On July 10th the European Commission published its 2008 Indicators and Benchmarks Report on member states' progress towards their objectives under the Education and Training 2010 work programme. This is the 5th annual report prepared by the DG for Education and Culture in cooperation with Eurostat, Joint Research Centre and the Eurydice. The report analyses progress of educational systems towards the 2010 Lisbon objectives in five benchmark areas:

  • Completion of upper secondary education
  • Early school leavers
  • Participation of adults in lifelong learning
  • Low achievers in reading literacy
  • Higher education graduates in Mathematics, Science and Technology

The report highlights individual member states' performances and their progress towards the five benchmarks, and identifies which of them are catching up or falling behind, losing momentum or moving further ahead compared to the others. The ‘name and shame’ type of peer pressure is expected to motivate countries to catch up and improve their performance. The main conclusion of the 2008 report is that overall Europe is making progress in four of the five core areas. However, the number of pupils with a low performance in reading has not decreased. Rather, the situation has worsened since 2000. The only core area in which the objective – 15% total growth - has been surpassed and indeed doubled is the number of maths, science and technology graduates.

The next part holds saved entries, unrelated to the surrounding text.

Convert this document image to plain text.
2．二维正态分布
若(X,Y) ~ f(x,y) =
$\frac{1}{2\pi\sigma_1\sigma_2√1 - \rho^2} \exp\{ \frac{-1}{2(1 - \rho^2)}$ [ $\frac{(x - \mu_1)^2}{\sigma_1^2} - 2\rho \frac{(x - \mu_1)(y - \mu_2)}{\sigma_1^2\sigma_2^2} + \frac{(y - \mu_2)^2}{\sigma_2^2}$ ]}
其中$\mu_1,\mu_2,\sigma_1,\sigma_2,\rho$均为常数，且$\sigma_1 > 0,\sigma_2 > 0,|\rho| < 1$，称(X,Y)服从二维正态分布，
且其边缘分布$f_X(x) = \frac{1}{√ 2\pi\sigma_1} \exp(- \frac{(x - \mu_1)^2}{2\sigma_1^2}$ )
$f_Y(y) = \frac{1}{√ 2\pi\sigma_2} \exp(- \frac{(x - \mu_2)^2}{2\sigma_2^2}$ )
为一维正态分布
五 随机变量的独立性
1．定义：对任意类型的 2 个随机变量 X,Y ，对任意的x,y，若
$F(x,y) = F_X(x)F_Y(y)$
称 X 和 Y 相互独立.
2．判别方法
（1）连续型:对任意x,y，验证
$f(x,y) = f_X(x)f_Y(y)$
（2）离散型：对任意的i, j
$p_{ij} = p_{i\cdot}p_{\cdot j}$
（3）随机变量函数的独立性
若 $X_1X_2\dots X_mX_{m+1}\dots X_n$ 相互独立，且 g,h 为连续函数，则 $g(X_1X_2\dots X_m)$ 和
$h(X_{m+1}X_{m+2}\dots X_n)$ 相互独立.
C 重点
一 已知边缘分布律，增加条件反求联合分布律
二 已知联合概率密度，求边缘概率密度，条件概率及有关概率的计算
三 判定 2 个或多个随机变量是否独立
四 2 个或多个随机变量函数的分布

In comparison with one of its main ‘competitors’, European higher education funding lags far behind: while public spending on higher education is close to that in the US, it is the private spending that marks the difference. Compared to the 1.91% of GDP in the US, the European 0.23% private spending appears worryingly low. Indeed, overall, EU spends EUR 100 billion less on higher education each year compared to the United States.

Unsurprisingly, while progress has been made in most areas, it has been too slow: improvements need to be much faster across the EU if the targets are to be met in the two years separating us from the 2010 ‘deadline’.